Cedar did not discuss the point. He went on to further apologies. For a time he must ask the Earthlings to keep within certain limits, to confine themselves to the crag and the slopes below it as far as the mountain cliffs. And further, it was impossible to set young people to attend to them as had hitherto been done. They must cook for themselves and see to themselves generally. The appliances were all to be found above upon the crest of the crag and he and Serpentine would make any explanations that were needful. They would find there was ample provision for them.
“I have come to my last clean collar,” said M. Catskill.
“For a time. When we have our problem clearer we will come again and tell you what we mean to do.”
“Good,” said Mr. Catskill. “Good.”
“I wish I hadn’t sent my maid by train,” said Lady Stella.
“I have come to my last clean collar,” said M. Dupont with a little humorous grimace. “It is no joke this week-end with Lord Barralonga.”
Lord Barralonga turned suddenly to his particular minion. “I believe that Ridley has the makings of a very good cook.’”

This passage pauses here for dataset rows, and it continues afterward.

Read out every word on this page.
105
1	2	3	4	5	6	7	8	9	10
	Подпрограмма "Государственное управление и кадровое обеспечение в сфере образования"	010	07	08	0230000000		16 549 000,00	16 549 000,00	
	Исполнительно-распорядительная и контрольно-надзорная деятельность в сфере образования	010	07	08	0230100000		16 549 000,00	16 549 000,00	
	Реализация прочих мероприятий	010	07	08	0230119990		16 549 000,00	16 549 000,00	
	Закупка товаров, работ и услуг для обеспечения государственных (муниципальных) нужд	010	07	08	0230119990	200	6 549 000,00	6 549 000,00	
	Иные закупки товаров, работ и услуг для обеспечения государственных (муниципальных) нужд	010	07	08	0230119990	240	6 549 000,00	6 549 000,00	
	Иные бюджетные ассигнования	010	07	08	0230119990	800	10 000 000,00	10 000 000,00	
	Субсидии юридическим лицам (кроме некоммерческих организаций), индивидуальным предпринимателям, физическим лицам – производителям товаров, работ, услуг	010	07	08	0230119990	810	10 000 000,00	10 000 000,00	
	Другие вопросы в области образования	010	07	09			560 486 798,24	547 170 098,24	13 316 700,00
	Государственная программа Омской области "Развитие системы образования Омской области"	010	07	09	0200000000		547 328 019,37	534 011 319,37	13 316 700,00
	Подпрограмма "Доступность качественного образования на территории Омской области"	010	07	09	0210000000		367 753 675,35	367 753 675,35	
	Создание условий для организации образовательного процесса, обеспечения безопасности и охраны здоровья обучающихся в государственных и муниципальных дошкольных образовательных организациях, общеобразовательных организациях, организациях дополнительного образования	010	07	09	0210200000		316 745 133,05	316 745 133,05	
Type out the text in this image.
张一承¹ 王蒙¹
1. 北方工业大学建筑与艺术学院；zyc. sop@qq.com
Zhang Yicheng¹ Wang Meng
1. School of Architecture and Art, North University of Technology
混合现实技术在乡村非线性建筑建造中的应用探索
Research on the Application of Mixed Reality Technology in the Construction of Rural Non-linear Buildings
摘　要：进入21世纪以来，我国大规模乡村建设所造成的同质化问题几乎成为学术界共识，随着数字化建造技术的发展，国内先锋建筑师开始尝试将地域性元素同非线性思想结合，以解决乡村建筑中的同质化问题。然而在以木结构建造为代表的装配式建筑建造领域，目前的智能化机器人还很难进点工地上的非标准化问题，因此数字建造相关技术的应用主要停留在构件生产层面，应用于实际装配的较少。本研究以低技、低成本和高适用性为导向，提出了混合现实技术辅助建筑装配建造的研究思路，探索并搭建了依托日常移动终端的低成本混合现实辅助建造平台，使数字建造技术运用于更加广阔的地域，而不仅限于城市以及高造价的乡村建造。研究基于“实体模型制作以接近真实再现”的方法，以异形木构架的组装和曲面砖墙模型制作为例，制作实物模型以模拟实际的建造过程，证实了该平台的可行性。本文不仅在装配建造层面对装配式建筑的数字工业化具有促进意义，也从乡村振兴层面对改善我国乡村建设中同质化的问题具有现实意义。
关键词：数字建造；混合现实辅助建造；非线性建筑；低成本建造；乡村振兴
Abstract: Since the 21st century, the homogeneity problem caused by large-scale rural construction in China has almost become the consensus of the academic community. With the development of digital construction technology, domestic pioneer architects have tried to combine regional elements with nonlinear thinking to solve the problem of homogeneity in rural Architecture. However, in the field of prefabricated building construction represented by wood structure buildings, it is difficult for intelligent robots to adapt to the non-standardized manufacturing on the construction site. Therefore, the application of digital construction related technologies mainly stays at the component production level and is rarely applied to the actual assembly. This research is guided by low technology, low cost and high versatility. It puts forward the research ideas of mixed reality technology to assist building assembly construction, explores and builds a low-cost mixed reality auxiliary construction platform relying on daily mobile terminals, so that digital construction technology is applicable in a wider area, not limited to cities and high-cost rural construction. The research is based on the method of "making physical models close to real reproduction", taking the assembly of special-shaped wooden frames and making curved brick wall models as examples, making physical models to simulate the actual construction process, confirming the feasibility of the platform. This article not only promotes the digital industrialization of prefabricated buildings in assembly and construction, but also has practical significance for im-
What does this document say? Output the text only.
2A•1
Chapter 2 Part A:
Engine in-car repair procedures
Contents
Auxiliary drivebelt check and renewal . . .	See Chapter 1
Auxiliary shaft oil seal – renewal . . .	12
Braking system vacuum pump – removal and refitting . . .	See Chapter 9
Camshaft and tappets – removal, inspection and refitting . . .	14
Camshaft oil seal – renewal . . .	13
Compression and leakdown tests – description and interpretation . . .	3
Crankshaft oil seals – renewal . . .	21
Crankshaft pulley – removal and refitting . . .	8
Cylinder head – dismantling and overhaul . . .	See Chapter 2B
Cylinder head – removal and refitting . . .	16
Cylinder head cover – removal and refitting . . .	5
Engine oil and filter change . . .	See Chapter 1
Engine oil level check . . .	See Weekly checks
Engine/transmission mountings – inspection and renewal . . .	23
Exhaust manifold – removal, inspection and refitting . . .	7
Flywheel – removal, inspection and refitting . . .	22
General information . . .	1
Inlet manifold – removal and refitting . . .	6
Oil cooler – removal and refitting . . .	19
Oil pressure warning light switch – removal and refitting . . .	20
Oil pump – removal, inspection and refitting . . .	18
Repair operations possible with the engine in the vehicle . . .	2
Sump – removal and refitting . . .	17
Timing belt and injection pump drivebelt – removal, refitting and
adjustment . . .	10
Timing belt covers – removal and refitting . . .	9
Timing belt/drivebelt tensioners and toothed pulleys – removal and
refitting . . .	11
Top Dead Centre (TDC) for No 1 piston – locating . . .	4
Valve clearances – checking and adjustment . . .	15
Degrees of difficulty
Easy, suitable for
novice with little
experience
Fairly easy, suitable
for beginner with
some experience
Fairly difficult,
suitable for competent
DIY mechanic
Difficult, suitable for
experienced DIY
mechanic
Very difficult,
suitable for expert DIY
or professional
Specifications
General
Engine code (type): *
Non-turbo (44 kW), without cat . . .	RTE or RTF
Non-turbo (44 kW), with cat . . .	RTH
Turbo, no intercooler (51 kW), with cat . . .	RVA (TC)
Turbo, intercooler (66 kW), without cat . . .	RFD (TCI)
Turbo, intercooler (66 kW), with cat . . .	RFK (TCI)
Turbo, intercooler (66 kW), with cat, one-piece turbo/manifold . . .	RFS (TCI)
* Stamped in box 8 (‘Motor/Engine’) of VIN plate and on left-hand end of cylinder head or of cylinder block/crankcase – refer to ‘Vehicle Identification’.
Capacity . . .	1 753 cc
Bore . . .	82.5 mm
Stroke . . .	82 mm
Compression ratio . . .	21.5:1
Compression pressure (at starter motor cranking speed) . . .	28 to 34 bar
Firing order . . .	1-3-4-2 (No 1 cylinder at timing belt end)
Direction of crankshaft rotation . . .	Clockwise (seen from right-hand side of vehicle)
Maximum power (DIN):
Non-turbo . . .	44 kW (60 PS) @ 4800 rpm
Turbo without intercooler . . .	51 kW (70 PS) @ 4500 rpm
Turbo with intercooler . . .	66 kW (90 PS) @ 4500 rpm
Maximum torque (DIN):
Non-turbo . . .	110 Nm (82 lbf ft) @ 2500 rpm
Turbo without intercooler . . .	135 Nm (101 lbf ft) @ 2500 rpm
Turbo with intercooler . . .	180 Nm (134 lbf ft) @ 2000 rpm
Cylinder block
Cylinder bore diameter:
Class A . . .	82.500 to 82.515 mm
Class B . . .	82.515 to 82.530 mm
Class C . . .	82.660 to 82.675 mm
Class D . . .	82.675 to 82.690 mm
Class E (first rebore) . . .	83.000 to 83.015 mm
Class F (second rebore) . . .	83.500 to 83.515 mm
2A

“I don’t mind trying my hand,” said Ridley. “I’ve done most things—and once I used to look after a steam car.”
“A man who can keep one of those—those things in order can do anything,” said Mr. Penk with unusual emotion. “I’ve no objection to being a temporary general utility along of Mr. Ridley. I began my career in the pantry and I ain’t ashamed to own it.”
“If this gentleman will show us the gadgets,” said Mr. Ridley, indicating Serpentine.
“Exactly,” said Mr. Penk.
“And if all of us give as little trouble as possible,” said Miss Greeta bravely.
“I think we shall be able to manage,” said Mr. Burleigh to Cedar. “If at first you can spare us a little advice and help.”
§ 2
Cedar and Serpentine remained with the Earthlings upon Quarantine Crag until late in the afternoon. They helped to prepare a supper and set it out in the courtyard of the castle. They departed with a promise to return on the morrow, and the Earthlings watched them and their accompanying aeroplanes soar up into the sky.
Mr. Barnstaple was surprised to find himself distressed at their going. He had a feeling that mischief was brewing amongst his companions and that the withdrawal of these Utopians removed a check upon this mischief. He had helped Lady Stella in the preparation of an omelette; he had to carry back a dish and a frying-pan to the kitchen after it was served, so that he was the last to seat himself at the supper-table. He found the mischief he dreaded well afoot.
Mr. Catskill had finished his supper already and was standing with his foot upon a bench orating to the rest of the company.